Mafia Pajak
PPATK Belum Kejar Harta Gayus di Guyana
Pusat Pelaporan Analisis dan Transaksi Keuangan (PPATK) belum menelusuri rekam jejak kekayaan Gayus HP Tambunan di negara Guyana

TRIBUNNEWS.COM, JAKARTA - Pusat Pelaporan Analisis dan Transaksi Keuangan (PPATK) belum menelusuri rekam jejak kekayaan Gayus HP Tambunan di negara Guyana, Amerika Latin. PPATK tengah menanti informasi dari empat negara.
"Belum ada penelusuran ke sana. Kita minta informasi dari Singapura, Malaysia, Macau dan Amerika," ucap Ketua PPATK Yunus Husein di gedung DPR RI, Jakarta, Rabu (19/1/2011) sore.
Menurutnya, hingga kini belum ada informasi yang diperoleh dari keempat negara yang diduga terdapat kekayaan Gayus. "Ini coba-coba mancing, siapa tahu dapat," ujarnya.
Sebelumnya diberitakan, penyidik Kepolisian Negara RI menemukan salinan paspor negara Guyana dengan foto mirip mantan pegawai pajak Gayus HP Tambunan. Salinan paspor ditemukan penyidik di dalam komunikasi elektronik melalui email antara tersangka John Jerome dan tersangka Ari dalam dugaan kasus pemalsuan identitas paspor atas nama Sony Laksono.
"Memang kami tahu sidang di istana, sidang kabinet bahwa ada upaya ke sana, dengan membuat paspor ke sana. Karena itu biaya paspor begitu tinggi," ungkapnya.

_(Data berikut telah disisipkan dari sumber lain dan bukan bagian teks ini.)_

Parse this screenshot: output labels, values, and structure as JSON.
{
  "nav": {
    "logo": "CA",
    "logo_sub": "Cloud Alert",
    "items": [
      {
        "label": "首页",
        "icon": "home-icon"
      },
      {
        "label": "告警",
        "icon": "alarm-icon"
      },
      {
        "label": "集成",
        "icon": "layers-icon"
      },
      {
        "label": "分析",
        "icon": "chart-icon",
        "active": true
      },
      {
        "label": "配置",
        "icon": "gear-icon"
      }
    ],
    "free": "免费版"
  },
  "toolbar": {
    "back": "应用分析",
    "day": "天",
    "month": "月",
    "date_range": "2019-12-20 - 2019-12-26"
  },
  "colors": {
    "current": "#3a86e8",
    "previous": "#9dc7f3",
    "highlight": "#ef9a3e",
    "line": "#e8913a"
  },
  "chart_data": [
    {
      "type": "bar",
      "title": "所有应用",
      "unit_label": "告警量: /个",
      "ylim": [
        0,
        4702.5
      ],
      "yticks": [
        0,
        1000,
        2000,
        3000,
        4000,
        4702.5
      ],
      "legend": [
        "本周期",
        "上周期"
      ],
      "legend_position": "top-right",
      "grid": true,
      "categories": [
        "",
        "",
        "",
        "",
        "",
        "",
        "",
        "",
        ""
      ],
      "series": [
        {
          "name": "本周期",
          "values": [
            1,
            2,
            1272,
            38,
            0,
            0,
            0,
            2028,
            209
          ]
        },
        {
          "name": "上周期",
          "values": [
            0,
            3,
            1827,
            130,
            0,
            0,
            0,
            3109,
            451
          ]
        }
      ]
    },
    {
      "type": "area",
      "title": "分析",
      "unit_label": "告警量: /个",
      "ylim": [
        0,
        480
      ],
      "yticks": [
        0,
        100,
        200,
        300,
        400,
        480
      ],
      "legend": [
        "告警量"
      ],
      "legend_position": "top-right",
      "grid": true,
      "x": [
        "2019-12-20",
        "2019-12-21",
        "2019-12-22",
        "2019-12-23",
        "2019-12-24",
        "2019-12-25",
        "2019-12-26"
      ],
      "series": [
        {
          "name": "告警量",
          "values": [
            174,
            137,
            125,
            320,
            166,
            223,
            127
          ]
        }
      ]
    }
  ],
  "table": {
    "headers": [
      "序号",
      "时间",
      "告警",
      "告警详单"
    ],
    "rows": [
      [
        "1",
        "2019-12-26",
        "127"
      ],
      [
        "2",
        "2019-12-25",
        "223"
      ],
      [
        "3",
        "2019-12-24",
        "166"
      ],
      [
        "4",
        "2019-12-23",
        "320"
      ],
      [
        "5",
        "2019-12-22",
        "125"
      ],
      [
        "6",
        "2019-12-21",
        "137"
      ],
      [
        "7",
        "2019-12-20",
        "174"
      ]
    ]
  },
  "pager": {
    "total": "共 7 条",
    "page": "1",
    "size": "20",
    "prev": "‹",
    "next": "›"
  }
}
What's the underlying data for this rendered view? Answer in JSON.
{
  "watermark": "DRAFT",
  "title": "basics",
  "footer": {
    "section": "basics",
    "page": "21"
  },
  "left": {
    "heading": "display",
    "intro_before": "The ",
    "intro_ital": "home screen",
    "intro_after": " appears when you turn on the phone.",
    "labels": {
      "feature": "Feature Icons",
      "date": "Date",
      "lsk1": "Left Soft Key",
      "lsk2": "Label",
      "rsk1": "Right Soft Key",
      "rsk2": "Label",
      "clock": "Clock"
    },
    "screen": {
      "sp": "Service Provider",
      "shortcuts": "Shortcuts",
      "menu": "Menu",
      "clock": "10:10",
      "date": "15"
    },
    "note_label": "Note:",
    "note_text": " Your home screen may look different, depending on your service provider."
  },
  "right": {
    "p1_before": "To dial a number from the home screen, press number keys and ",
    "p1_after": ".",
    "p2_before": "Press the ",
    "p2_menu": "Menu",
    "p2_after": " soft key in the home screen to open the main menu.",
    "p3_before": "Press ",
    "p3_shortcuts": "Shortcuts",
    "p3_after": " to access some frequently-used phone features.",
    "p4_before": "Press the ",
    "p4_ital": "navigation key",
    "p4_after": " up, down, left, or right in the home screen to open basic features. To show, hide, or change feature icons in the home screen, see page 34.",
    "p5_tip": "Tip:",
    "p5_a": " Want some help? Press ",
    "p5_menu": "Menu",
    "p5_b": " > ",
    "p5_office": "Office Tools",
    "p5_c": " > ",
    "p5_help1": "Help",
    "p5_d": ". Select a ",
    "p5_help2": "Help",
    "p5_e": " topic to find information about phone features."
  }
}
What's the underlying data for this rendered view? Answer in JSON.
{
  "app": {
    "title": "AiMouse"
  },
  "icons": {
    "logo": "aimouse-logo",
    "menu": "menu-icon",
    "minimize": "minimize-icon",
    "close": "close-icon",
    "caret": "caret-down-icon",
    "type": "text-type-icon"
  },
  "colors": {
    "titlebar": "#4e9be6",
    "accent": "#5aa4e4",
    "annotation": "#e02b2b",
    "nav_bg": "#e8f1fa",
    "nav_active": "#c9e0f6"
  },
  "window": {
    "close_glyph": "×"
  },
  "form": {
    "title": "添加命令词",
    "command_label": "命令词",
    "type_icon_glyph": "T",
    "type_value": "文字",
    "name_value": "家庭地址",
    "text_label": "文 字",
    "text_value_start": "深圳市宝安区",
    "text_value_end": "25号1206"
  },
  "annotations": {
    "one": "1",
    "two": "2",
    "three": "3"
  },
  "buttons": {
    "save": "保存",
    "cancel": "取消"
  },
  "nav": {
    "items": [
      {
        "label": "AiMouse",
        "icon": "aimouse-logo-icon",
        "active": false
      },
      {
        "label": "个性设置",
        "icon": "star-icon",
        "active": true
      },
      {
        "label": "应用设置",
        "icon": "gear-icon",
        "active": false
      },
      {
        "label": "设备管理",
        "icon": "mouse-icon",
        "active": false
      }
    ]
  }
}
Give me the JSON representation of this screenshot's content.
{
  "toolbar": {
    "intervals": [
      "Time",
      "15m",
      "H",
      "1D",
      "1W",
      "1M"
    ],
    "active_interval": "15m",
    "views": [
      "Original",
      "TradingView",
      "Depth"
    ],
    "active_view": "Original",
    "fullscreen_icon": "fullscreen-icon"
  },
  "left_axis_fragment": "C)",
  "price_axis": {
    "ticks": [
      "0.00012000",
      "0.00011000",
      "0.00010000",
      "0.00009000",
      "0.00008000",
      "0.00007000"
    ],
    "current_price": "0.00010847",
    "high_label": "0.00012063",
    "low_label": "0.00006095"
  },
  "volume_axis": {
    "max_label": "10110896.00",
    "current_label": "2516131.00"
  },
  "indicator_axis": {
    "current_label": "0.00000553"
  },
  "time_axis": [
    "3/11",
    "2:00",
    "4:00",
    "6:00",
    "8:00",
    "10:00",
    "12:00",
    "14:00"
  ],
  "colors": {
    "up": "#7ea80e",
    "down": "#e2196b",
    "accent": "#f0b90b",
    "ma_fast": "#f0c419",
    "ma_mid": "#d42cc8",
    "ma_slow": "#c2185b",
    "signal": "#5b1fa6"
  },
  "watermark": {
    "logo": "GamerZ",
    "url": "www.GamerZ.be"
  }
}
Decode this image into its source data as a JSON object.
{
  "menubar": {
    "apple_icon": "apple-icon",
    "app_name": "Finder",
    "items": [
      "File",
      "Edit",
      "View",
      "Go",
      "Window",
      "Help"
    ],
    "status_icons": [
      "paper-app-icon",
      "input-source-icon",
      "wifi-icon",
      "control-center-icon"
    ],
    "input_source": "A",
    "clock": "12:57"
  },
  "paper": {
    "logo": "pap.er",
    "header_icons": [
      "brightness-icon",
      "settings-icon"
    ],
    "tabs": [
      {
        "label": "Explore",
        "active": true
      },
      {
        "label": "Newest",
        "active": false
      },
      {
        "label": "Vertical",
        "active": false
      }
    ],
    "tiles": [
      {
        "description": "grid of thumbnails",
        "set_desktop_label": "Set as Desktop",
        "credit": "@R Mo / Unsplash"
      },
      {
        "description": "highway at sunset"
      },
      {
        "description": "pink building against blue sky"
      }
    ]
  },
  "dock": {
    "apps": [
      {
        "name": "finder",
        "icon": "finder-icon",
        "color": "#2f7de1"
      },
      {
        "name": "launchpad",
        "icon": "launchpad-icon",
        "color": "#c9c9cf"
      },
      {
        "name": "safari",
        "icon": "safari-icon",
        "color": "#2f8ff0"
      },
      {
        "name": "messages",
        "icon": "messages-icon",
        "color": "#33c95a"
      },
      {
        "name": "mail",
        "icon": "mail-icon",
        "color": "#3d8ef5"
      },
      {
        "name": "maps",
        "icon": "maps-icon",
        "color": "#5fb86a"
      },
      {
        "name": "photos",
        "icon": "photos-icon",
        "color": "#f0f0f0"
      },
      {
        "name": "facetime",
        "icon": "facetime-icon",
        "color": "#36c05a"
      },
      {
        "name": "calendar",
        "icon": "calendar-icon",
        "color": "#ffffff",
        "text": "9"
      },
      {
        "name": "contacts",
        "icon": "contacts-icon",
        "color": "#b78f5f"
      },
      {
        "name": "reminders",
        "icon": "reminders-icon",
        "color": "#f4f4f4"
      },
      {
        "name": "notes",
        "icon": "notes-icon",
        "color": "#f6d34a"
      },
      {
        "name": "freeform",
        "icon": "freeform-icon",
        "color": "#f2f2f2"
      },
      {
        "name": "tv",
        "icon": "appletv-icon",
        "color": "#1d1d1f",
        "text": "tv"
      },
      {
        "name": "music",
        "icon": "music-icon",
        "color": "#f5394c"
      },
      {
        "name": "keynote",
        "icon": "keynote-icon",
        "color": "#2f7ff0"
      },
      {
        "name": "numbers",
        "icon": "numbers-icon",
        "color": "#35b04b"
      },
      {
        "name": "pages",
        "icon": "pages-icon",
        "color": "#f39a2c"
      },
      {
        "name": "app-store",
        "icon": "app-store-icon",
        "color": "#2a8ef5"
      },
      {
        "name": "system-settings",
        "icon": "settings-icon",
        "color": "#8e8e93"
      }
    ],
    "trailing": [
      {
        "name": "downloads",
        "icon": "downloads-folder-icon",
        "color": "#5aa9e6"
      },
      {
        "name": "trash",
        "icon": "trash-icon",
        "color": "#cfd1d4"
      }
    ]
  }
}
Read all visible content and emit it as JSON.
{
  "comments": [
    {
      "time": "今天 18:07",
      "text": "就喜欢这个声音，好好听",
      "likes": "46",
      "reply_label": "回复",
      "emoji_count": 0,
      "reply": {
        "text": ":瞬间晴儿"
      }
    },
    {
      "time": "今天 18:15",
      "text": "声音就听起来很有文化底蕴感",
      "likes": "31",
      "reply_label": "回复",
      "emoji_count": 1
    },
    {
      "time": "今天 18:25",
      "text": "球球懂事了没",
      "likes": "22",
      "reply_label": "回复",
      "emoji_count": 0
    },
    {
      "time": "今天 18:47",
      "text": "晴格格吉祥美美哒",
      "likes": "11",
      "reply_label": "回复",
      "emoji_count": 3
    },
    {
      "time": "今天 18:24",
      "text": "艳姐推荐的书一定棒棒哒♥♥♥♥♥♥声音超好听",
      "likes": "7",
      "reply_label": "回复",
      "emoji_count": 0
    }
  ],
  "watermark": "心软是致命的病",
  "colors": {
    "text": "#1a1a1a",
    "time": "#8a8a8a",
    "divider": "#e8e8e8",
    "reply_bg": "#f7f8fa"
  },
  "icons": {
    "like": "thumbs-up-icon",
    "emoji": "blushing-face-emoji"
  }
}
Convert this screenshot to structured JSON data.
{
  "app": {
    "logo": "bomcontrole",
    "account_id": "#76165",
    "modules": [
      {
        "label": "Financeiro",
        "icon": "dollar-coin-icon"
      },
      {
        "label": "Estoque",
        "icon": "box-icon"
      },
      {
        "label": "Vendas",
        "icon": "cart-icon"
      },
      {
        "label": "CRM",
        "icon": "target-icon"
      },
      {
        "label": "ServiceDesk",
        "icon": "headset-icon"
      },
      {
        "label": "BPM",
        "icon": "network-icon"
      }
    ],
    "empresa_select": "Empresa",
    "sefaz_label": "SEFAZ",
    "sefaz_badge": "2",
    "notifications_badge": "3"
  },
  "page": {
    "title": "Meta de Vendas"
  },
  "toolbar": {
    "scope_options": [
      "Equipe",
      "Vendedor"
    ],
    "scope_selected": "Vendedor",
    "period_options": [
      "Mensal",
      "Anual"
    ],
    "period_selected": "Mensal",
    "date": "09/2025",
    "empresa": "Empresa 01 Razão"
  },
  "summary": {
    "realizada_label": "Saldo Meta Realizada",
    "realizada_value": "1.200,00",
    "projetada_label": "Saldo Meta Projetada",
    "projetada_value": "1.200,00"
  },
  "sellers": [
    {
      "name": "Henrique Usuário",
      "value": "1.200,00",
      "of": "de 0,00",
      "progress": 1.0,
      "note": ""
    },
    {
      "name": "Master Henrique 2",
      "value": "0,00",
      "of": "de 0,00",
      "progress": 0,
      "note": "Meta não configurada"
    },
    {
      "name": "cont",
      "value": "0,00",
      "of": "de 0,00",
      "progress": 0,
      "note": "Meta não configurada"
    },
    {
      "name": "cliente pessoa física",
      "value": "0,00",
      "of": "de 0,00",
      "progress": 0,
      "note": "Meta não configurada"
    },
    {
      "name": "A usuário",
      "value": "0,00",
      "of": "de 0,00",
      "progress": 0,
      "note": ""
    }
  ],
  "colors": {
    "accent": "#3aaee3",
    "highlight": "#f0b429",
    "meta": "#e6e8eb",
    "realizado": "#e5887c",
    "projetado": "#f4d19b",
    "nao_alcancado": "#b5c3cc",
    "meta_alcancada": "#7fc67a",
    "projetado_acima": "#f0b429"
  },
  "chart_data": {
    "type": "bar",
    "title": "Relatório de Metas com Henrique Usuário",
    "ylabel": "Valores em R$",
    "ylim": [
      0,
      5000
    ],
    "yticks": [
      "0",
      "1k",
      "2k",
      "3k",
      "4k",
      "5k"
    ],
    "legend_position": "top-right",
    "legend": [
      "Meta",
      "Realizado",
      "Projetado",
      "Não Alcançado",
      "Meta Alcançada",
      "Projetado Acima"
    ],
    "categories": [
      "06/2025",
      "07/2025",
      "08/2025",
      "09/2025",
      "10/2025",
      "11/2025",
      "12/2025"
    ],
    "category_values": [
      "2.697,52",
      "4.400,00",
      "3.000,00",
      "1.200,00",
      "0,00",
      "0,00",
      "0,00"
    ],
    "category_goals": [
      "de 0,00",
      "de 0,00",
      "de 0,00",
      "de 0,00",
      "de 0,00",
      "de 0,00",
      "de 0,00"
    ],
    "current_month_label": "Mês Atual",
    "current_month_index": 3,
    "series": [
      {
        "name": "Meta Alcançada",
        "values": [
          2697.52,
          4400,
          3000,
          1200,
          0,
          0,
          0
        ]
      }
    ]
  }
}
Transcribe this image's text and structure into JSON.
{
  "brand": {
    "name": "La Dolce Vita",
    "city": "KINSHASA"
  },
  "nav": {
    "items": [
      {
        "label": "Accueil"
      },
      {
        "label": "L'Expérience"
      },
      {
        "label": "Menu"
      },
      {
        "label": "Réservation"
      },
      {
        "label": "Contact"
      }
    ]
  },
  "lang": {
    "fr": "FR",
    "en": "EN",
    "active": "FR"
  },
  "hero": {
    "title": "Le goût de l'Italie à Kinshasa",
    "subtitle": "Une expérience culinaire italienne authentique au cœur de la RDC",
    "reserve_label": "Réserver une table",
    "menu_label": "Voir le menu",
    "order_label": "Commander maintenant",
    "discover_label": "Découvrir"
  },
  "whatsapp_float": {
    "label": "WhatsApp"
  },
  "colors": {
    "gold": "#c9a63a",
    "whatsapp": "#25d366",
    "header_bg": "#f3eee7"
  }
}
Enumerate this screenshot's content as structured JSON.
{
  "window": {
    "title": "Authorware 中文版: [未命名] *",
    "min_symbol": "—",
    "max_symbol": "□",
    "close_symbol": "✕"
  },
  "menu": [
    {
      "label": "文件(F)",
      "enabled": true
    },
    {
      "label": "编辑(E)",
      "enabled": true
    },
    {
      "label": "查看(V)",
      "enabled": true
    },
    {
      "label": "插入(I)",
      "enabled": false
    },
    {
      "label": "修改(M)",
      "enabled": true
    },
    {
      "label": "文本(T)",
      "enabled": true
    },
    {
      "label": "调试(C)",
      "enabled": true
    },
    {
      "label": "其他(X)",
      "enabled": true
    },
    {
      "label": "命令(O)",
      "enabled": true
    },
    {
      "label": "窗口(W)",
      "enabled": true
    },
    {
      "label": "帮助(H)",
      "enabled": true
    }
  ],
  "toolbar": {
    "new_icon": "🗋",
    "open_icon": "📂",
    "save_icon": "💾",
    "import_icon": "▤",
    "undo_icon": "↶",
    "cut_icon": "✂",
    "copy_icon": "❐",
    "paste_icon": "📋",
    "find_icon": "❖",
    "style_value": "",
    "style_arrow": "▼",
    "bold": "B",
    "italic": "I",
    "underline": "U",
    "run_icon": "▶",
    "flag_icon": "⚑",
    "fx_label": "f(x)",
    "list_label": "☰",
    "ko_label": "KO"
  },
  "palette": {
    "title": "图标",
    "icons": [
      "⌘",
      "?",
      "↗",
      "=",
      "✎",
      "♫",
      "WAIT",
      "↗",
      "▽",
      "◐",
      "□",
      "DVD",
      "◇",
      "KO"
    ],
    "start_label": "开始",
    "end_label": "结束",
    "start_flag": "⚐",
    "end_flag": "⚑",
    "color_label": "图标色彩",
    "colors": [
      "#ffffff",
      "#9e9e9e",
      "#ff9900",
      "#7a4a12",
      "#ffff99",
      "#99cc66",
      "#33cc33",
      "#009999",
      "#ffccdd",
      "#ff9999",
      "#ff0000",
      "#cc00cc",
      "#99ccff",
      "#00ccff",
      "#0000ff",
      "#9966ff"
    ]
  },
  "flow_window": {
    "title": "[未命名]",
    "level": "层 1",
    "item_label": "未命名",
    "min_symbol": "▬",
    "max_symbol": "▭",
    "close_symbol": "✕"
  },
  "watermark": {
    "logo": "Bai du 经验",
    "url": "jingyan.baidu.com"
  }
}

Yunus menjelaskan, PPATK menjadi lembaga pertama yang melapor kecurigaan kekayaan Gayus kepada aparat penegak hukum. Laporan ini sebagai buah atas permintaan Menteri Keuangan Sri Mulyani. Saat itu, Menkeu meminta PPATK untuk mengusut transaksi para aparat pajak, wajib pajak, dan hakim pajak yang berhubungan dengan kasus keberatan.
"Dulu pada waktu kasus Gayus (muncul), Menkeu mengeluarkan delapan perintah. Salah satu perintahnya meminta kami memeriksa pegawai, wajib pajak dan semua yang terkait dengan itu," imbuhnya seraya menyatakan, instruksi Menkeu berlanjut dengan kehadiran nama-nama pegawai pajak.
"Dirjen pajak memberi nama-namanya. Itu sekitar 16 ribu, kami tidak mungkin mengecek semua. Kita fokus saja, di tempat-tempat basah," jelasnya.
Dia mengemukakan, menggunakan sistem pendeteksi transaksi dengan batas transaksi antara 500 juta rupiah hingga 27 miliar rupiah, penelusuran rekam jejak pegawai pajak pun dilakukan.
"Ada yang mencurigakan dari transaksi tunai, dan hasilnya saya kasih ke irjen, dirjen dan penegak hukum," tuturnya.
Yunus menambahkan, penelusuran PPATK kecurigaan transaksi belum sampai ke tingkat dirjen. Temuan rekening mencurigakan berada di bawahnya. "Transaksi mencurigakan untuk tingkat dirjen sementara belum ada. Lebih bawah dari dirjen, ada," sergahnya.